Calculate total return and annualized return on an investment over any time period. Factors in additional contributions for accurate results.

Investment ROI calculator
$
$
years
$

Any amount you added after the initial investment

Annualized return (CAGR)7.18%Compound annual growth rate
Total return$10,000.00
Total return %100%

How to use this calculator

Enter your initial investment, its current value, and how many years you've held it. Include any additional contributions you've added along the way. The calculator returns total return, total return percent, and annualized return (CAGR).

Why CAGR is the right comparison number

Suppose one investment doubled in 10 years and another tripled in 20 years. Which did better? CAGR makes it obvious: doubling in 10 years is 7.18%/year; tripling in 20 years is 5.65%/year. The first actually grew faster on an annualized basis, despite ending in a lower total value. CAGR normalizes away the time horizon and lets you compare investments directly.

Setting expectations

Long-run stock market returns have averaged ~10% nominal (~7% after inflation). Year-to-year results are wildly variable — the S&P 500 has had individual years of +30% and -37% in recent decades. Compounding smooths this out: the more years, the more likely your actual return converges toward the long-term average. This is why early contributions matter so much — they get the most time to ride the bumps.
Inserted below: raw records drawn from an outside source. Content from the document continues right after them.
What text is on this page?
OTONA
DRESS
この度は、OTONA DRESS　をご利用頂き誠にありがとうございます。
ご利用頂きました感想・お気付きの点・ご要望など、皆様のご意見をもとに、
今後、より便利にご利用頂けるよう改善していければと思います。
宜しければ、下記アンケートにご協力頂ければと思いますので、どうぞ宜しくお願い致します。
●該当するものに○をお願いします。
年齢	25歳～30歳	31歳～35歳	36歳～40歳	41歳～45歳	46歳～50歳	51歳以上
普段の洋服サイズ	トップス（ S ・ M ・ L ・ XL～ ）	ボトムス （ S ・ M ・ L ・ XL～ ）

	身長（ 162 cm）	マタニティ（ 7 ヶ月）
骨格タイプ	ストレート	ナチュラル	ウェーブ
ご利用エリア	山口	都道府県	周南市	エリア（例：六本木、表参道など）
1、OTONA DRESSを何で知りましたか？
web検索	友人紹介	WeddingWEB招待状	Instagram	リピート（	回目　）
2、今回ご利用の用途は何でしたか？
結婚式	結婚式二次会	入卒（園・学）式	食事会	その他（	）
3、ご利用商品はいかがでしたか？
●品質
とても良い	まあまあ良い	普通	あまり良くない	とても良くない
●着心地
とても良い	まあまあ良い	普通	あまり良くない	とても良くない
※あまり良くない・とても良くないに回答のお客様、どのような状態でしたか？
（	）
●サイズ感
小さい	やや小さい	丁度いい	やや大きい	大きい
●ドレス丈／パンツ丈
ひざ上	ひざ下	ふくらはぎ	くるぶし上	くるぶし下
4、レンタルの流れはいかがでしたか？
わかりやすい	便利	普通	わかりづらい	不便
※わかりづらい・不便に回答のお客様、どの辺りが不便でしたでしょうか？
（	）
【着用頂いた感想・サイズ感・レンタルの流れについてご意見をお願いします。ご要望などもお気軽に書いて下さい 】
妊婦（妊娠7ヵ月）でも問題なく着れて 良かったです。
What the calculator doesn't do

This is a simple point-to-point return calculation. It doesn't account for taxes (ordinary income vs long-term capital gains rates materially affect after-tax return), trading costs (usually minor in modern zero-commission accounts), or the exact timing of contributions (which matters for true IRR). For tax-adjusted or precise IRR analysis, use a portfolio tracker or a spreadsheet with dated cash flows.

Comparing to benchmarks

The S&P 500 is the default benchmark for US stock investments. Divide your CAGR by the S&P's CAGR over the same period to see if you've outperformed. A multi-decade study famously showed that the majority of active mutual funds underperform the S&P 500 after fees — which is the main argument for low-cost index funds for most retail investors.

Frequently asked questions

What's the difference between total return and annualized return?

Total return is cumulative — '100% total return' means your money doubled. Annualized return (CAGR) expresses that as a yearly compound rate. If your money doubled in 10 years, that's 100% total return or ~7.18% annualized. Annualized is what to use when comparing investments held for different periods.

Is my CAGR good or bad?

Benchmarks: S&P 500 long-term average ~10% nominal (~7% inflation-adjusted). Treasury bonds: ~4-5%. Cash/savings: ~3-5%. Real estate (owner-occupied, net of costs): ~3-4% real. If your CAGR outpaces the S&P 500 consistently, you're outperforming the market. Most people, after fees and bad timing, underperform it.

How does this account for money I added after the initial investment?

The calculator treats additional contributions as equivalent to initial investment (as if added on day one). This is a simplification; the true internal rate of return (IRR) varies depending on timing of contributions. For rough evaluation, this gives a reasonable estimate; for precise IRR, use a spreadsheet IRR() function with dated cash flows.

What does a negative annualized return mean?

You've lost money on an annualized basis. -5% annualized over 5 years means the value has compounded downward at 5% per year. A loss is a loss — but over short periods (a few years), don't panic about temporary negatives; diversified portfolios usually recover.

Should I include dividends?

Yes — for any stock or fund, compare total return (price appreciation + reinvested dividends) rather than just price. Most portfolio statements already show 'total return'. Excluding dividends understates true performance, especially for dividend-focused stocks where 30-40% of long-term return is reinvested dividends.